While mono-Si wafer maker cut prices again last week, there’s not much room for multi-Si wafer prices to decline further. Multi-Si wafer supply has shrunk further since producers are running at low capacity. But as vertically integrated companies continued to receive orders for multi products and the Indian market showed some signs of recovery, multi-Si wafer prices sustained less decline this week, coming in at RMB 1.05–1.15/piece in the market and RMB 1.1/piece on average.

Overseas multi-Si wafer prices stayed at USD 0.15–0.154/piece and averaged USD 0.152/piece this week, as Indian customers started making requests for quotes, although no orders have been placed so far.

Chinese mono-Si wafer prices hovered this week at RMB 2.36–2.52/piece for G1 and RMB 2.52–2.61/piece for M6, mainly because Tier-1 makers held up their prices. With prices coming increasingly closer to the break-even point of Tier-2 and 3 makers, the price gaps narrow between Tier-1 smaller producers. So, Tier-1 makers will be able to reduce their stocks.

As new production lines are coming online as scheduled and will continue to go smoothly in Q3, while producers are operating with a utilization rate of 90%, mono-Si wafer supply will continue to outstrip demand. In this case, mono-Si wafer prices may be cut a second time this month—but by a smaller degree than before.


Mono-Si cell prices for G1 and M6 were consistent this week with their previous levels, coming in at RMB 0.79–0.8/W in China and averaging USD 0.1/W in overseas markets. The prices look set to remain stable in the first half of June thanks to the June 30 installation boom in China and the gradual recovery of some overseas markets, but they may resume their slow decline as the installation boom winds down in mid-June.

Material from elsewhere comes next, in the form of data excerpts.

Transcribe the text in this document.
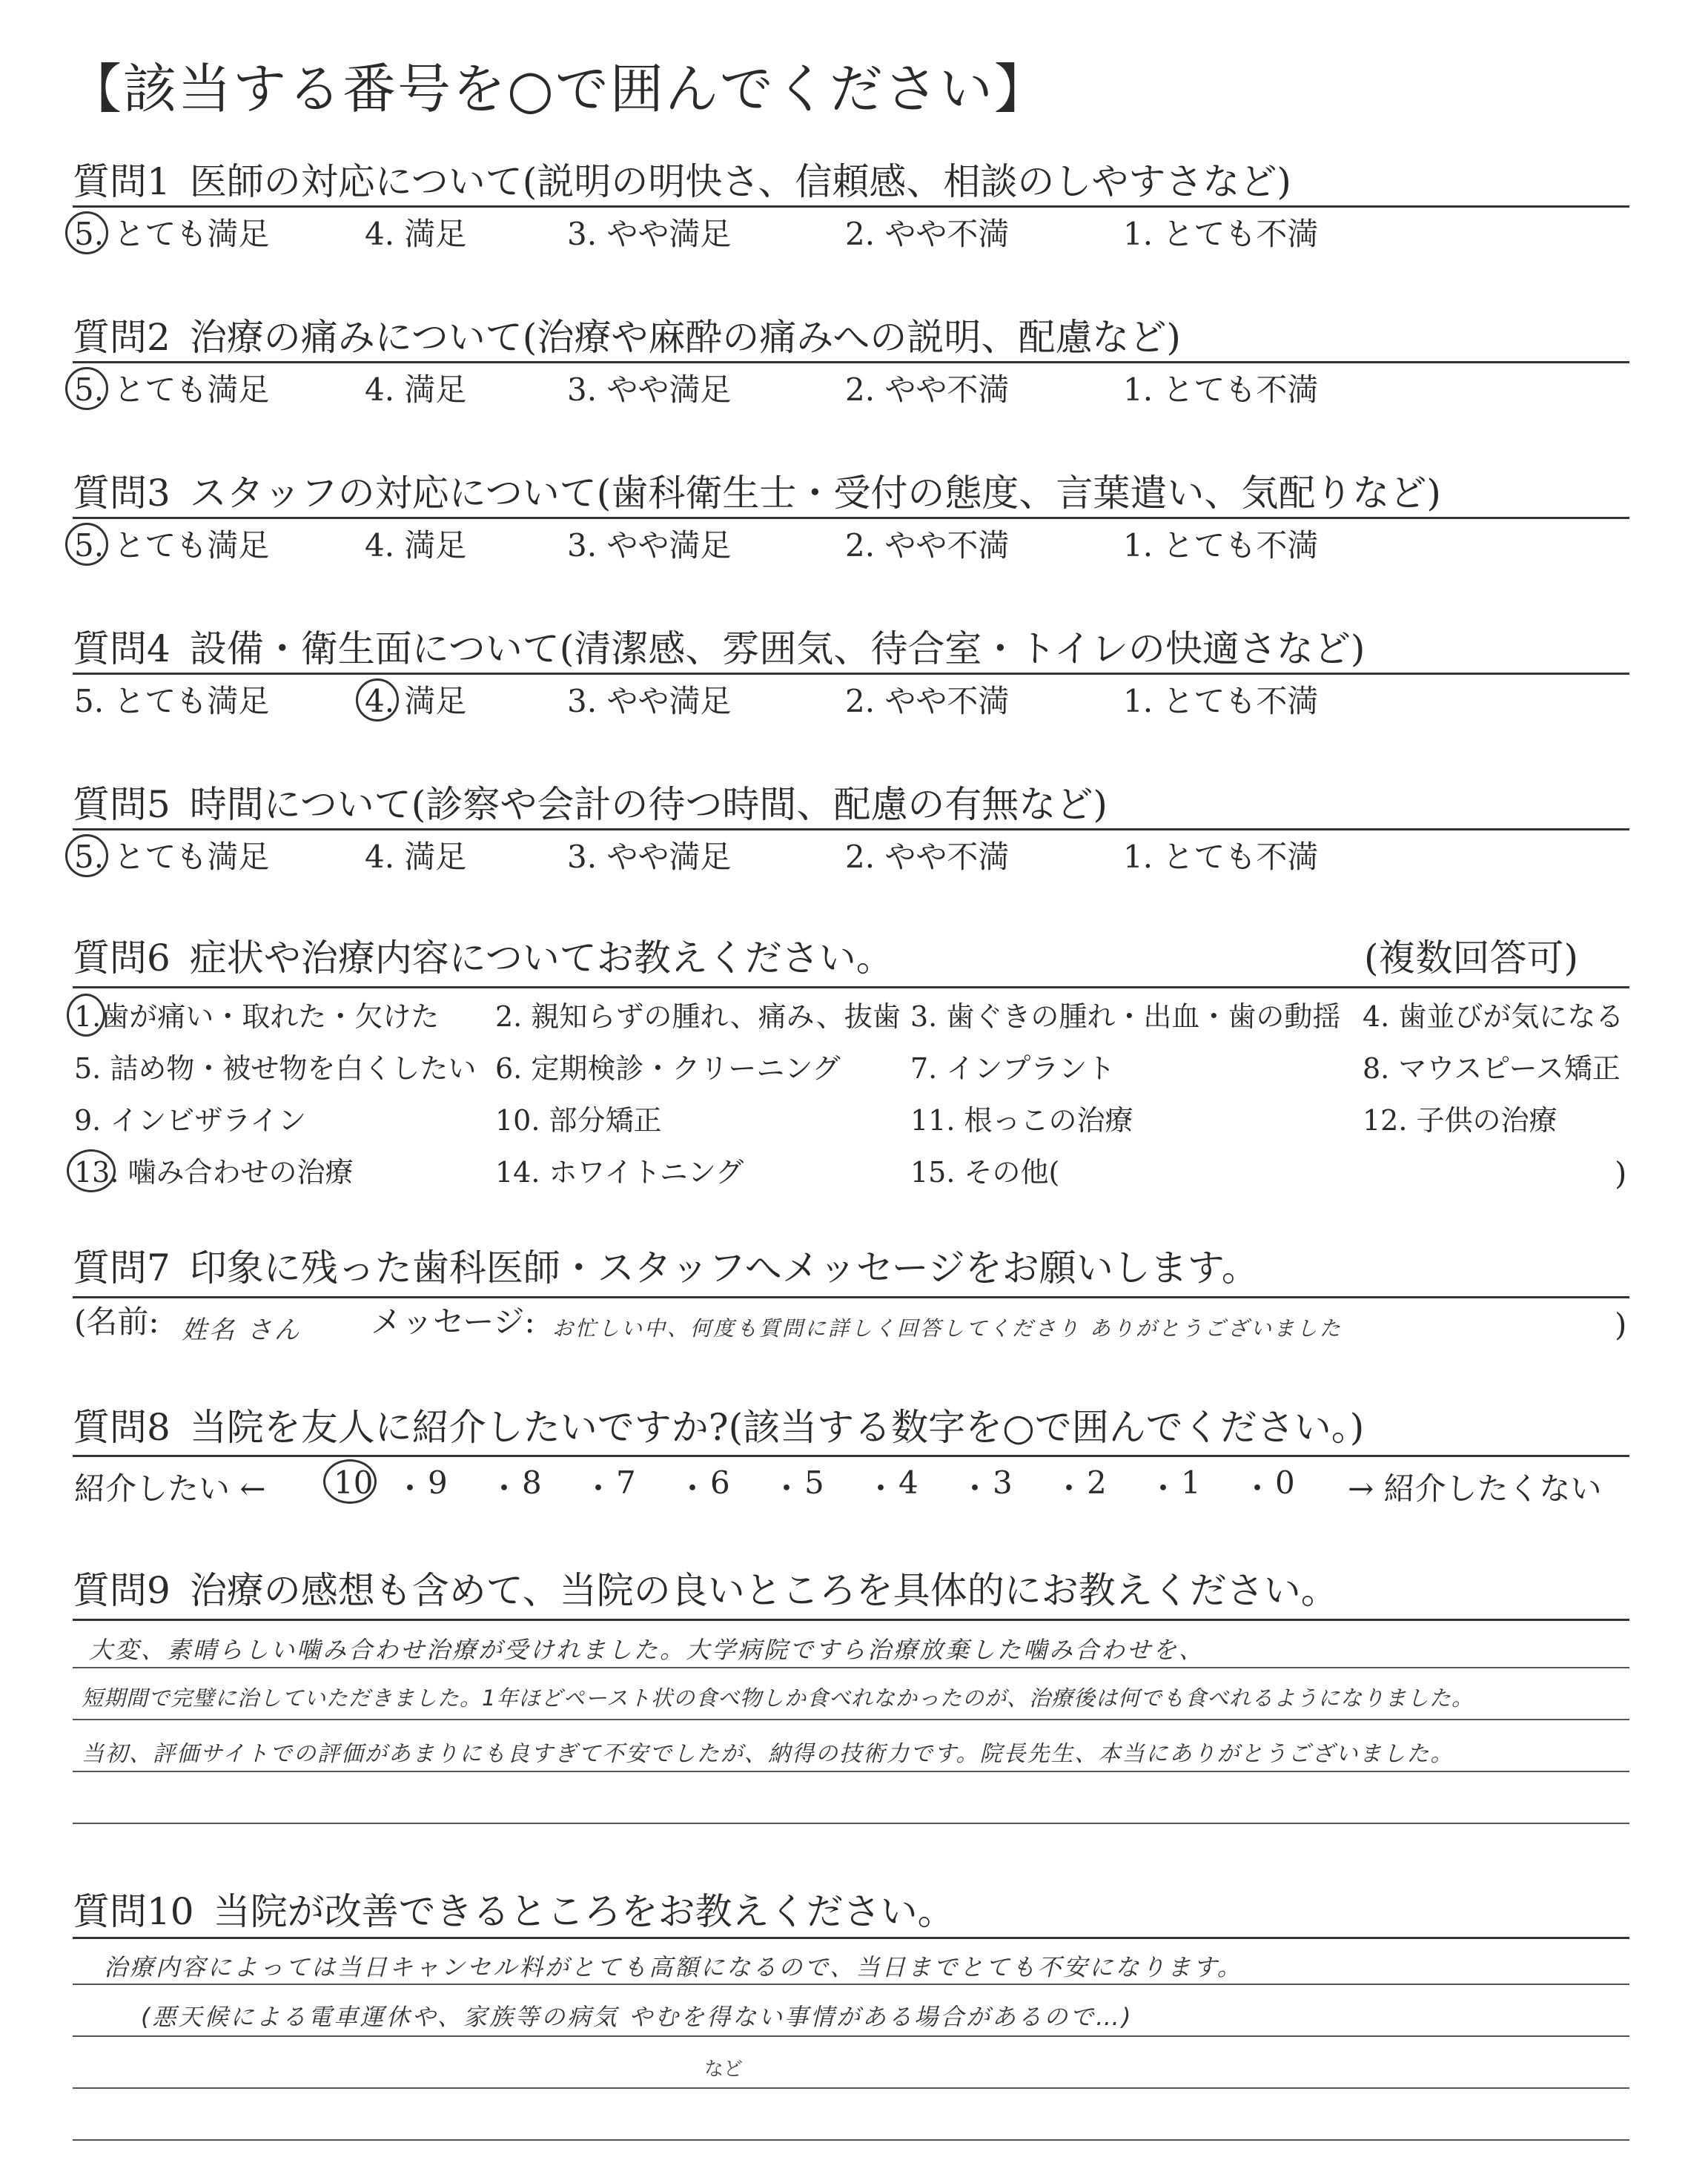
【該当する番号を○で囲んでください】
質問1 医師の対応について(説明の明快さ、信頼感、相談のしやすさなど)
5. とても満足	4. 満足	3. やや満足	2. やや不満	1. とても不満
質問2 治療の痛みについて(治療や麻酔の痛みへの説明、配慮など)
5. とても満足	4. 満足	3. やや満足	2. やや不満	1. とても不満
質問3 スタッフの対応について(歯科衛生士・受付の態度、言葉遣い、気配りなど)
5. とても満足	4. 満足	3. やや満足	2. やや不満	1. とても不満
質問4 設備・衛生面について(清潔感、雰囲気、待合室・トイレの快適さなど)
5. とても満足	4. 満足	3. やや満足	2. やや不満	1. とても不満
質問5 時間について(診察や会計の待つ時間、配慮の有無など)
5. とても満足	4. 満足	3. やや満足	2. やや不満	1. とても不満
質問6 症状や治療内容についてお教えください。	(複数回答可)
1.歯が痛い・取れた・欠けた 2. 親知らずの腫れ、痛み、抜歯 3. 歯ぐきの腫れ・出血・歯の動揺 4. 歯並びが気になる
5. 詰め物・被せ物を白くしたい 6. 定期検診・クリーニング 7. インプラント	8. マウスピース矯正
9. インビザライン	10. 部分矯正	11. 根っこの治療	12. 子供の治療
13. 噛み合わせの治療	14. ホワイトニング	15. その他(	)
質問7 印象に残った歯科医師・スタッフへメッセージをお願いします。
(名前: 姓名 さん メッセージ: お忙しい中、何度も質問に詳しく回答してくださり ありがとうございました	)
質問8 当院を友人に紹介したいですか?(該当する数字を○で囲んでください。)
紹介したい ←	→ 紹介したくない
10 ・ 9 ・ 8 ・ 7 ・ 6 ・ 5 ・ 4 ・ 3 ・ 2 ・ 1 ・ 0
質問9 治療の感想も含めて、当院の良いところを具体的にお教えください。
大変、素晴らしい噛み合わせ治療が受けれました。大学病院ですら治療放棄した噛み合わせを、
短期間で完璧に治していただきました。1年ほどペースト状の食べ物しか食べれなかったのが、治療後は何でも食べれるようになりました。
当初、評価サイトでの評価があまりにも良すぎて不安でしたが、納得の技術力です。院長先生、本当にありがとうございました。
質問10 当院が改善できるところをお教えください。
治療内容によっては当日キャンセル料がとても高額になるので、当日までとても不安になります。
(悪天候による電車運休や、家族等の病気 やむを得ない事情がある場合があるので…)
など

On the supply side, prices for M6-sized mono-Si cells will be relatively stable and show slower decline than those for G1 ones, largely because there’s only a small number of producers make M6-sized mono-Si cells now. Although some producers are shifting to manufacture M6-sized cells, how the mainstream cell size changes over time remains to be seen.

Prices for M2-sized mono-Si cells—which were recently consistent with those for G1 ones because of the June 30 installation boom and diminished production capacity—sat at RMB 0.79–0.8/W this week. A handful of deals were even clinched at RMB 0.8–0.82/W. However, when the installation boom ends, M2 mono-Si cells will stop rising and begin to fall.

Multi-Si cell prices stayed at an average of RMB 2.3/piece. The prices will remain stable for a short period of time—considering that businesses in some regions of India, the largest market of multi products, had reopened despite an extended lockdown until the end of June, allowing some multi-Si cell producers to negotiate orders and make deliveries to their Indian customers.


The June 30 installation boom is drawing to a close. After the boom ends, the Chinese module market will again hit by a slack. Moreover, the bid prices unveiled recently showed that module makers offered increasingly lower quotes to secure orders. These aggressive low quotes can also be ascribed to rising module power output and falling costs per wattage.

The market prices for modules to be delivered in Q3 are RMB 1.5–1.55/W. Yet, Q4 will see a growing number of modules delivered at a market price lower than RMB 1.5/W, pushing down overseas module prices to as low as USD 0.19/W at the end of this year.